The celery worker can stuck after a SQL error
Overview
We have already fixed this problem for the app:
@app.errorhandler(sqlalchemy.exc.SQLAlchemyError)
def error_handler(err):
# To prevent session from break because of unhandled error with no rollback
# https://github.com/frictionlessdata/goodtables.io/issues/97
log.info('Database session rollback by server error handler')
database['session'].rollback()
raise err
but it seems we run at the same problem for our workers:
sqlalchemy.exc.StatementError: (sqlalchemy.exc.InvalidRequestError) Can't reconnect until invalid transaction is rolled back
Quickfix
Restart goodtables.io pod:
kubectl get pod goodtables-io-production-xxxxxxxx-xxxx -n production -o yaml | kubectl
replace --force -f -
Logs
Note the restart at 2018-08-01 8:29 GMT and errors above
https://console.cloud.google.com/logs/viewer?interval=PT1H&project=oki-cloud&minLogLevel=0&expandAll=false×tamp=2018-08-01T08:42:22.153000000Z&customFacets=&limitCustomFacetWidth=true&advancedFilter=resource.type%3D%22container%22%0Aresource.labels.cluster_name%3D%22oki%22%0Aresource.labels.namespace_id%3D%22production%22%0Aresource.labels.project_id%3D%22oki-cloud%22%0Aresource.labels.zone:%22europe-west1-b%22%0Aresource.labels.container_name%3D%22goodtables-worker%22&scrollTimestamp=2018-08-01T08:29:35.000000000Z&dateRangeStart=2018-08-01T07:47:17.427Z&dateRangeEnd=2018-08-01T08:47:17.427Z
cc @amercader @brew
Should be related to #315
The Can't reconnect until invalid transaction is rolled back problem has happened again.

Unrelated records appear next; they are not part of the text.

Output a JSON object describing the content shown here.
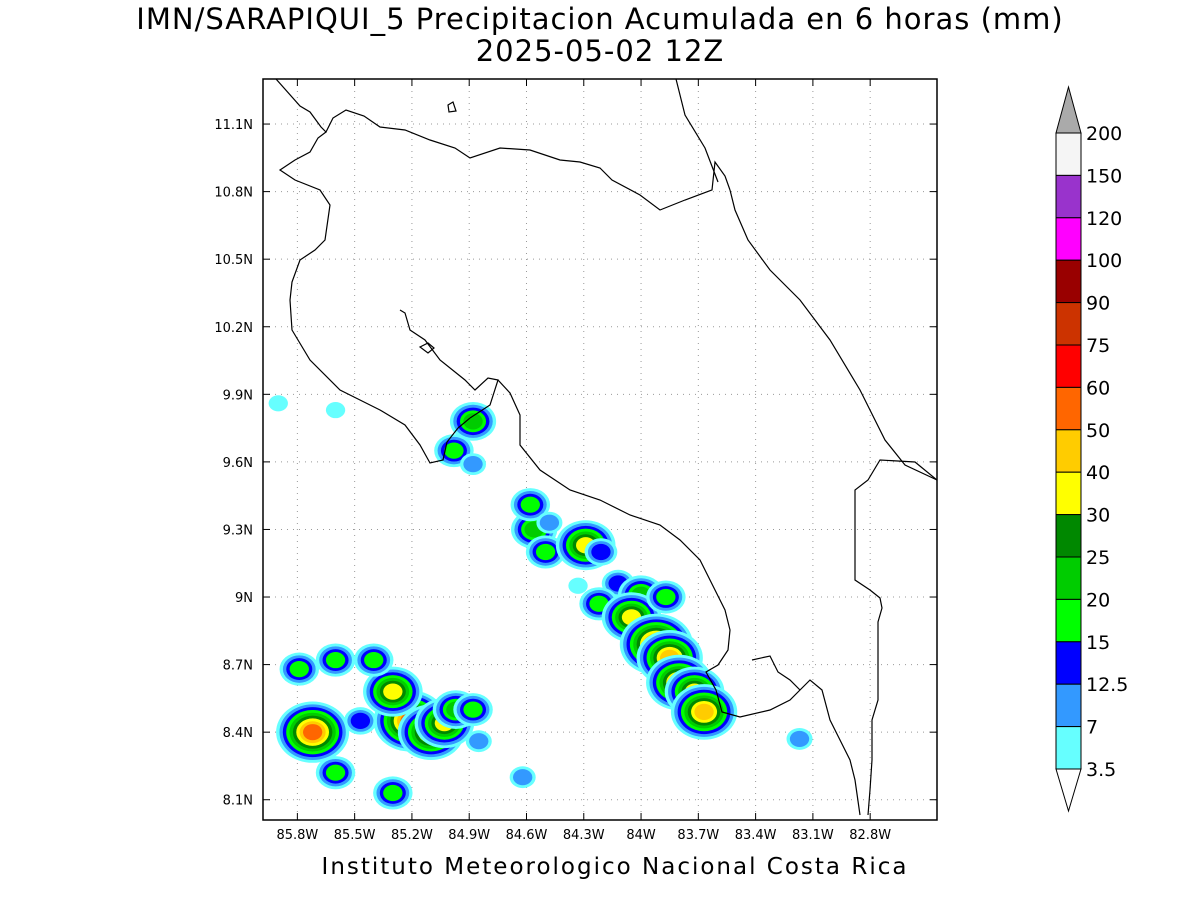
{
  "map": {
    "title": "IMN/SARAPIQUI_5 Precipitacion Acumulada en 6 horas (mm)",
    "subtitle": "2025-05-02 12Z",
    "footer": "Instituto Meteorologico Nacional Costa Rica",
    "lon_labels": [
      "85.8W",
      "85.5W",
      "85.2W",
      "84.9W",
      "84.6W",
      "84.3W",
      "84W",
      "83.7W",
      "83.4W",
      "83.1W",
      "82.8W"
    ],
    "lon_values": [
      -85.8,
      -85.5,
      -85.2,
      -84.9,
      -84.6,
      -84.3,
      -84.0,
      -83.7,
      -83.4,
      -83.1,
      -82.8
    ],
    "lat_labels": [
      "11.1N",
      "10.8N",
      "10.5N",
      "10.2N",
      "9.9N",
      "9.6N",
      "9.3N",
      "9N",
      "8.7N",
      "8.4N",
      "8.1N"
    ],
    "lat_values": [
      11.1,
      10.8,
      10.5,
      10.2,
      9.9,
      9.6,
      9.3,
      9.0,
      8.7,
      8.4,
      8.1
    ],
    "lon_range": [
      -85.98,
      -82.45
    ],
    "lat_range": [
      8.01,
      11.3
    ],
    "grid": true
  },
  "colorbar": {
    "labels": [
      "3.5",
      "7",
      "12.5",
      "15",
      "20",
      "25",
      "30",
      "40",
      "50",
      "60",
      "75",
      "90",
      "100",
      "120",
      "150",
      "200"
    ],
    "colors": [
      "#66ffff",
      "#3399ff",
      "#0000ff",
      "#00ff00",
      "#00cc00",
      "#008800",
      "#ffff00",
      "#ffcc00",
      "#ff6600",
      "#ff0000",
      "#cc3300",
      "#990000",
      "#ff00ff",
      "#9933cc",
      "#f5f5f5"
    ],
    "over_color": "#aaaaaa",
    "under_color": "#ffffff"
  },
  "precip_cells": [
    {
      "lon": -85.72,
      "lat": 8.4,
      "level": 9
    },
    {
      "lon": -85.79,
      "lat": 8.68,
      "level": 4
    },
    {
      "lon": -85.6,
      "lat": 8.72,
      "level": 4
    },
    {
      "lon": -85.6,
      "lat": 8.22,
      "level": 4
    },
    {
      "lon": -85.21,
      "lat": 8.45,
      "level": 9
    },
    {
      "lon": -85.3,
      "lat": 8.58,
      "level": 7
    },
    {
      "lon": -85.1,
      "lat": 8.4,
      "level": 8
    },
    {
      "lon": -85.03,
      "lat": 8.44,
      "level": 7
    },
    {
      "lon": -84.97,
      "lat": 8.5,
      "level": 5
    },
    {
      "lon": -84.88,
      "lat": 8.5,
      "level": 4
    },
    {
      "lon": -85.4,
      "lat": 8.72,
      "level": 4
    },
    {
      "lon": -85.47,
      "lat": 8.45,
      "level": 3
    },
    {
      "lon": -85.3,
      "lat": 8.13,
      "level": 4
    },
    {
      "lon": -84.85,
      "lat": 8.36,
      "level": 2
    },
    {
      "lon": -84.62,
      "lat": 8.2,
      "level": 2
    },
    {
      "lon": -84.88,
      "lat": 9.78,
      "level": 5
    },
    {
      "lon": -84.98,
      "lat": 9.65,
      "level": 4
    },
    {
      "lon": -84.88,
      "lat": 9.59,
      "level": 2
    },
    {
      "lon": -85.9,
      "lat": 9.86,
      "level": 1
    },
    {
      "lon": -85.6,
      "lat": 9.83,
      "level": 1
    },
    {
      "lon": -84.56,
      "lat": 9.3,
      "level": 5
    },
    {
      "lon": -84.58,
      "lat": 9.41,
      "level": 4
    },
    {
      "lon": -84.5,
      "lat": 9.2,
      "level": 4
    },
    {
      "lon": -84.48,
      "lat": 9.33,
      "level": 2
    },
    {
      "lon": -84.29,
      "lat": 9.23,
      "level": 7
    },
    {
      "lon": -84.21,
      "lat": 9.2,
      "level": 3
    },
    {
      "lon": -84.12,
      "lat": 9.06,
      "level": 3
    },
    {
      "lon": -84.22,
      "lat": 8.97,
      "level": 4
    },
    {
      "lon": -84.33,
      "lat": 9.05,
      "level": 1
    },
    {
      "lon": -84.0,
      "lat": 9.01,
      "level": 5
    },
    {
      "lon": -84.05,
      "lat": 8.91,
      "level": 7
    },
    {
      "lon": -83.87,
      "lat": 9.0,
      "level": 4
    },
    {
      "lon": -83.92,
      "lat": 8.79,
      "level": 9
    },
    {
      "lon": -83.85,
      "lat": 8.73,
      "level": 8
    },
    {
      "lon": -83.8,
      "lat": 8.62,
      "level": 8
    },
    {
      "lon": -83.72,
      "lat": 8.58,
      "level": 7
    },
    {
      "lon": -83.67,
      "lat": 8.49,
      "level": 8
    },
    {
      "lon": -83.17,
      "lat": 8.37,
      "level": 2
    }
  ]
}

Similar issue being experienced with service. From the logs:
[2019-02-25 11:49:08,161: ERROR/MainProcess] Task handler raised error: StatementError("(sqlalchemy.exc.InvalidRequestError) Can't reconnect until invalid transaction is rolled back",)
Pod restarted on k8s infrastructure, as per command above, and working again for now.